During that period for instance, in August 17, 2018, ARM Cement was placed under administration by Muniu Thoiti and George Weru of PricewaterhouseCoopers (PwC) following the exit of its chief executive Pradeep Paunrana.

And nearly three years on, the 50 –year old mechanical engineer who previously held the position of Auditor of Arthur Andersen and Control Manager & CEO-Lafarge Gypsum Morocco at LafargeHolcim Maroc SA, in an exclusive interview at his office in Industrial Area, Nairobi, Hassani expresses buoyancy and confidence, one, about the industry, and secondly on his employer, Bamburi Cement, which remains the only profitable NSE-listed cement maker today.

“Confidence is coming from two areas, the lifting of law capping interest rate and there is willingness from the government to make the affordable housing a reality,” narrates Hassani who holds a PhD in Mechanics, whose firm conviction is being backed by what he considers is driven by growing need in the cement products as well as political will to support affordable housing initiative.

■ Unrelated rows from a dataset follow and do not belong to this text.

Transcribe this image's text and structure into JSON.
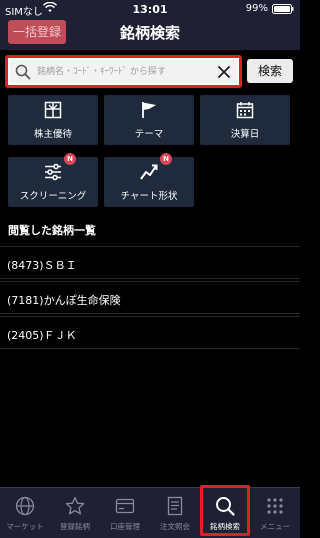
{
  "status_bar": {
    "carrier": "SIMなし",
    "time": "13:01",
    "battery": "99%"
  },
  "header": {
    "bulk_register": "一括登録",
    "title": "銘柄検索"
  },
  "search": {
    "placeholder": "銘柄名・ｺｰﾄﾞ・ｷｰﾜｰﾄﾞ から探す",
    "button": "検索"
  },
  "tiles": [
    {
      "label": "株主優待",
      "icon": "gift-icon",
      "badge": ""
    },
    {
      "label": "テーマ",
      "icon": "flag-icon",
      "badge": ""
    },
    {
      "label": "決算日",
      "icon": "calendar-icon",
      "badge": ""
    },
    {
      "label": "スクリーニング",
      "icon": "sliders-icon",
      "badge": "N"
    },
    {
      "label": "チャート形状",
      "icon": "chart-trend-icon",
      "badge": "N"
    }
  ],
  "history": {
    "heading": "閲覧した銘柄一覧",
    "items": [
      "(8473)ＳＢＩ",
      "(7181)かんぽ生命保険",
      "(2405)ＦＪＫ"
    ]
  },
  "tabbar": {
    "items": [
      {
        "label": "マーケット",
        "icon": "globe-icon"
      },
      {
        "label": "登録銘柄",
        "icon": "star-icon"
      },
      {
        "label": "口座管理",
        "icon": "wallet-icon"
      },
      {
        "label": "注文照会",
        "icon": "document-icon"
      },
      {
        "label": "銘柄検索",
        "icon": "search-icon"
      },
      {
        "label": "メニュー",
        "icon": "grid-menu-icon"
      }
    ],
    "active_index": 4
  },
  "colors": {
    "header_bg": "#1f2033",
    "tile_bg": "#1f2a3d",
    "highlight": "#e41e22",
    "bulk_button": "#bf4d57",
    "badge": "#d9475a"
  }
}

“With the lifting of law capping interest rate I believe should see the market recover this year,” he says.

Kenyan President Uhuru Kenyatta in November last year signed into law the Finance Bill 2019 after the bid to remove a cap on commercial lending rates was passed in Parliament following a quorum hitch, and potentially boosting the flow of credit to the economy and return of expensive credit – and as a result the Bamburi Cement boss this will in the long term open the credit market for traders and particularly SMEs.

The move to rescind the controversial law on interest rates came into force in September 2016, capping lending rates at four percentage points above the prevailing Central Bank Rate, which the government said was an effort to support the affordable housing pillar of the Big 4 Agenda, which exempts the National Housing Development Fund from income tax.

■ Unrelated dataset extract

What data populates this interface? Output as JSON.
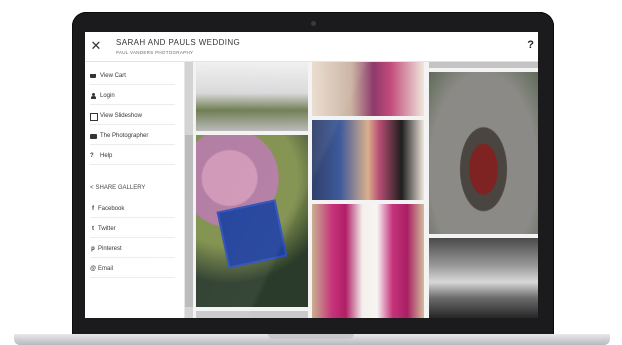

As a result high-risk borrowers like individuals and small businesses now face an increase in loan rates of up to three percentage points following the removal of the legal cap on commercial lending charges.

The repeal was seen as a big win for commercial banks, the Central Bank of Kenya and international financial institutions such as the IMF and the World Bank which had all been pushing for the removal of rates caps, arguing that the law had failed to achieve its purpose of freeing affordable credit to the private sector.

While there has been improvement particularly in the credit and financing market, Bamburi Cement boss believes that a lot is still needed if the sector is to grow to its potential.

“We believe that exemptions of taxes on all products related to affordable housing and also a review of power cost will improve the sector,” says Hassani who revealed during the interview that engagements with relevant government agencies such as the National Treasury and Kenya Revenue Authority (KRA) as well as utility firms were on going to relook at the impacts of high electricity costs being passed to the likes of cement makers, steel manufactures and auto makers.

On the future of construction industry and the contributing role of cement manufactures, the zealous bike rider and sprinter who runs about four times a week and a frequent traveler (for relaxation), Hassani sees a very bright future owing to the fact that there are existing gaps in the industry that industry players could look to capitalize on.

“Well, I do not have crystal ball. Today the cement consumption in Kenya is low and therefore there is a lot of potential for growth,” adding that, “When you look at big infrastructure planning in the country, you will need highways, capacity of airports which will require cement and in turn improve tourism sector, this will eventually improve the sector and economy. I am quite confident that Kenya is a strong market and Bamburi Cement will continue to be the leading brand even in the region,” he concludes.